Roger has also asked how to query the URL found during metadata service location discovery. And here we can make use of the parts of a URL after the hostname—that is, after scheme://example.com/path/parts/as/needed?queryp0=value&morequery=othervalue& as needed.


These parts of the URL are URI-escapable, or the SML implementation of hashing names and naming-authority schemes, can also be used in the path components. It makes sense to me to put them in the path components, because certainly that will be a crucial “key” for the metadata values that are to be retrieved. I suppose they could be put into the query parameters (keys, or key-value pairs) also. Those choices are TBD. For example, if ebXML were to use this device, we would probably want to arrive at enumerations of supported values and parameters that would enable CPPs to be retrieved, or parts of CPPs, and so on. [Also there would need to be room for a RegRep metadata service, and what is needed there is really TBD in collaboration with that TC.]  In addition,because the NAPTR system is backwards compatible with SML/SMP, the NAPTR values can contain the same URLs as now used.  For CPP, we have over the years built up a mapping of ISO identified naming authorities and values within those naming authority systems that can be leveraged directly or with abbreviations that could fit into URL path components or into URI-escaped query value fields. Pim is the ebXML expert on the current state of these enumerated values, and ebCore is a discussion area for the work in that specification. So I will let Pim speak on any specifics about that specification about business identifiers. If there is something that we missed in the business identifier area, it is probably because it has emerged recently or was not added to the ISO base codes.






You are right in your comment on slide 3 that in the PEPPOL model, senders are required to know two pieces of information about the receiver: The literal business identifier, and what type of business identifier is being used. So if you want to send a document to a Danish company as example, you will have to know that they are registered in the public records as (for example) DK12345678 and that this number refers to a Danish VAT scheme. This makes a lot of sense for PEPPOL because existing business identifiers can be reused rather than having to reinvent and coordinate. There may also be a certain level of confidence in using some trusted source of identification rather than "my-trading-partner@some-service.some-network". How can this fit into the NAPTR generalization scheme?

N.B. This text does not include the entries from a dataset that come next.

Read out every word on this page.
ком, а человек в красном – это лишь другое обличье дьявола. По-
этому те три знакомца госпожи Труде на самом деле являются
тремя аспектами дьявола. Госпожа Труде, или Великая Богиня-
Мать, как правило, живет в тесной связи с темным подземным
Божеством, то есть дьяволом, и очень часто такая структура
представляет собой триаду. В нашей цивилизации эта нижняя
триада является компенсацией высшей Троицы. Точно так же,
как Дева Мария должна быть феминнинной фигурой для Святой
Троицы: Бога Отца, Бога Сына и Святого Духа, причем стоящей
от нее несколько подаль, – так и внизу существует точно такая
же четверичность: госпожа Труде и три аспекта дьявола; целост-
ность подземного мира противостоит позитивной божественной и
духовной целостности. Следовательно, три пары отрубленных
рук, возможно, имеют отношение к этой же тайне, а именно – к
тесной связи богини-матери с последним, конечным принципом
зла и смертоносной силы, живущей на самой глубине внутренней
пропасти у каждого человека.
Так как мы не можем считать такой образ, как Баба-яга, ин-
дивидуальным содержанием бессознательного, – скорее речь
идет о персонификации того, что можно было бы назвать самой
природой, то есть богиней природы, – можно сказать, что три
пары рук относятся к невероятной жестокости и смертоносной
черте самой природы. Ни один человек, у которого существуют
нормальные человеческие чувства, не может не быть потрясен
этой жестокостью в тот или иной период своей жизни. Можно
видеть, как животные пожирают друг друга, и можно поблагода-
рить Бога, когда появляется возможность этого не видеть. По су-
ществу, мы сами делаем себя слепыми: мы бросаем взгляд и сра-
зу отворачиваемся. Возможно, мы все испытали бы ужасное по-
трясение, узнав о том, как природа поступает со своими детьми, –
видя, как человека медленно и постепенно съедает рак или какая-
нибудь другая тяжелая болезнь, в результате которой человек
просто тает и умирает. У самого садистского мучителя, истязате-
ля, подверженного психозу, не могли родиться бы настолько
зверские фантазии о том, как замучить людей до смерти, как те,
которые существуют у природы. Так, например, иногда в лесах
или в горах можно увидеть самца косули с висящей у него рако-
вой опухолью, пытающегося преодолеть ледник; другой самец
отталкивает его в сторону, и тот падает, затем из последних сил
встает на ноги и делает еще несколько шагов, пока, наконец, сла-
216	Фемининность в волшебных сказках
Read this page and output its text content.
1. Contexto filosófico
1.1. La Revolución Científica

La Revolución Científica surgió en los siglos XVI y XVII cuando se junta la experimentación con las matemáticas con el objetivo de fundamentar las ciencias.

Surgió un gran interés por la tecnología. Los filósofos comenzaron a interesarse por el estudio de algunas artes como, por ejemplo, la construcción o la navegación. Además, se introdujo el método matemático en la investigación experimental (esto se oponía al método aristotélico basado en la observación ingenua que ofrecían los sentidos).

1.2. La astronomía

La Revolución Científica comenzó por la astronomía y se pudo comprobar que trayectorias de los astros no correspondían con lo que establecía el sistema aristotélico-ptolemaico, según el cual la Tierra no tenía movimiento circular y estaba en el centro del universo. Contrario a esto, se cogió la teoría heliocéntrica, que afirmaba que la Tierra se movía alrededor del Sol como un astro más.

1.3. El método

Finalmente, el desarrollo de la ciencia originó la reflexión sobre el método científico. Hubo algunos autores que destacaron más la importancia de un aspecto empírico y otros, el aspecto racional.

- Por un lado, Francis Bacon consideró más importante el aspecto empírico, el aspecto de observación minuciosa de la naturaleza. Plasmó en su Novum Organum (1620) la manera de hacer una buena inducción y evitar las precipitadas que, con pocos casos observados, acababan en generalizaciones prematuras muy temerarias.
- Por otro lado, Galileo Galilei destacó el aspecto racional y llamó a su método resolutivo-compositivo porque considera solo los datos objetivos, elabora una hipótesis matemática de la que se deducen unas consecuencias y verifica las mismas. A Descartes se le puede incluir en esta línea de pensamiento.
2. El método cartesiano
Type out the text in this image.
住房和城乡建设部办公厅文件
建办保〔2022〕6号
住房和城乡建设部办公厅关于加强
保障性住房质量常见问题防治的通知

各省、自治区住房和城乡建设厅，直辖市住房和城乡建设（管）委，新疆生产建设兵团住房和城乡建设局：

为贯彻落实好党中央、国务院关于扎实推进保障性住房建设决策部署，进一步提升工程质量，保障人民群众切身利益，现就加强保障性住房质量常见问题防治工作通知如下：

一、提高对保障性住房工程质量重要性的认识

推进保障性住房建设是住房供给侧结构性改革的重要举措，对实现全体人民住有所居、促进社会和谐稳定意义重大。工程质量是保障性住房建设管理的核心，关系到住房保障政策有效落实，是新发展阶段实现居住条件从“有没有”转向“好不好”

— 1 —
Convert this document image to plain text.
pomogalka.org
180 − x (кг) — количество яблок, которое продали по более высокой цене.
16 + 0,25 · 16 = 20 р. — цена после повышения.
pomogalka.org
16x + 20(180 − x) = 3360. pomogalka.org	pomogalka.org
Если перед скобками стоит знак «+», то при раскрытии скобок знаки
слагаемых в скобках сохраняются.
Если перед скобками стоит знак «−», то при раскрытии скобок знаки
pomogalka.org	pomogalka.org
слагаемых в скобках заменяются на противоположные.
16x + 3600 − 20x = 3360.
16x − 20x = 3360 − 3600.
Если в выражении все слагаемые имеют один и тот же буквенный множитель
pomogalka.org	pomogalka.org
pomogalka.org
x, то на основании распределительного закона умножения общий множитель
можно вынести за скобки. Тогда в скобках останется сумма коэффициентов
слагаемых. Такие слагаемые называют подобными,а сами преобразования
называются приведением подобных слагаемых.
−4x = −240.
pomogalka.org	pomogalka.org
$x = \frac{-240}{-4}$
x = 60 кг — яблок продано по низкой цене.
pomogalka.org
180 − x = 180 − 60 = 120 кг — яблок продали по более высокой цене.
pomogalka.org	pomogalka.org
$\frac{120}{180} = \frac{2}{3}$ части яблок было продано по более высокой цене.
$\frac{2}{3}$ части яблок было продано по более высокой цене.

I think I have addressed this question in the above. The NAPTR can contain the “filled-out SML template” (In this use case, you would also need to know the domain part for a given metadata service provider arena.)  If you, however, know the filled-out URL, the NAPTR is arguably a little redundant (and this is deliberate so that backwards compatibility is possible.) Where the generalization starts to show its value, is for future systems that might involve a federation of SML/SMP systems across many domains or different naming systems, for systems that make use of different metadata formats (such as CPP or WS-Policy/WSDL or whatever is next) , or have different metadata service access requirements. And there are also some security features that allow emerging security approaches (DANE, TLSA, DNSSEC signatures over NAPTRs, etc.) to be utilized a little more cleanly. Currently some of these security approaches are awkward when the service hostname is a CNAME, for example.  


I hope this helps clarify the naming problems involved both with DNS names (a core naming identifier system when internet is involved) as well as the business naming authority names (like GLNs, DUNS, ISO 20222, etc. etc.) that are needed in the query to the metadata service.